I wanted to hit the complainant myself
I wanted to hit him myself.
This is what I tell my client after speaking with the complainant in a simple assault case. My client is accused of punching the complainant in the face.
The complainant turns out to be a first-class jerk. I call him up before the arraignment to find out what happened. I also express concern for his injuries. This, I have found, is the trick to get people talking: People love to talk about how they have been harmed.
Instead, the guy tries to shake us down for money. “I have talked with some of my lawyer friends,” he tell me. “And this is going to end up costing your client a fortune. First he is going to have to pay your fee. And then there will be a civil case. On an hourly basis, that is going to cost him even more.”
I always hate peoples’ “lawyer friends.” They tend to give such bad advice.
I take a moment to process what I am hearing. “Are you asking us to pay you off?” I ask him.
“Well,” he says. “I don’t have any sons. But if one of my daughters got herself into trouble like this, I would say that $30,000 would be a fair price to be done with it.”
There is another moment of silence as each of us thinks this over. You see the part about wishing I could hit him too? Or thinking that my client really should have hit him twice – and harder both times?
“I have to tell you,” I say to him. “I think you may have misunderstood the purpose of my call.”
“Very well,” he concludes. “See you in court.”
If there is at least a good basis for my “dislike” of the victim in this case, I am disturbed by the negative reaction I have to the complainant in another case. My client is accused of participating in the robbery of the woman’s self-phone and then beating her when she resisted. According to the medical records, the woman was diagnosed with a “bilateral nasal fracture” (i.e., a broken nose) and a fracture of the “left ocular/orbital floor” that required surgery.

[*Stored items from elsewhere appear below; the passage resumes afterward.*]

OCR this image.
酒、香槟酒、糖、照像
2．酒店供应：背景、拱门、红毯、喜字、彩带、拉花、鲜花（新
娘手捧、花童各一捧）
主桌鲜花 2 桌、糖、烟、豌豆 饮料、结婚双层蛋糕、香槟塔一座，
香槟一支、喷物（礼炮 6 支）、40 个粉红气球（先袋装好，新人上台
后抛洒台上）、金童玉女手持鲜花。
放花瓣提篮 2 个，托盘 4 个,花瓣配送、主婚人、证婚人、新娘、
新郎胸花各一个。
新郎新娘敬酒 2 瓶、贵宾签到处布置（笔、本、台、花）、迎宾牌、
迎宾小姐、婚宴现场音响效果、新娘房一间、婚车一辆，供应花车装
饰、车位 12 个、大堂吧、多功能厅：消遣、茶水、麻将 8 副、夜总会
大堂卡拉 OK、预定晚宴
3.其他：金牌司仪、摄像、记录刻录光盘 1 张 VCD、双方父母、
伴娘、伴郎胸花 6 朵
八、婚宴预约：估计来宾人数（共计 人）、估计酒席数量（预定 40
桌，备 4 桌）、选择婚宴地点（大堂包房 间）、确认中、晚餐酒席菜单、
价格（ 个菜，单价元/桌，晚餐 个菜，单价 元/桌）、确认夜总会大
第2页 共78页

Maybe there is some psychological thing going on here – some subconscious compulsion to demonize my opponent — but I dislike the complainant the moment I see a photo of her. Her nose is bandaged and both of her eyes are black. She is wearing a T-shirt with the words “Love” written across it. And she has this hurt puppy dog look on her face – a look that is at once noble and pathetic. I like her even less when she refers to the group of people who attacked her as a pack of wild dogs and then lectures the judge on the need to hold “this type of person” accountable.
When did I become this inured to the suffering of other people?
My wife tells me I have changed a lot since I became a criminal defense attorney. She may be right. I’m not sure she meant that as a compliment.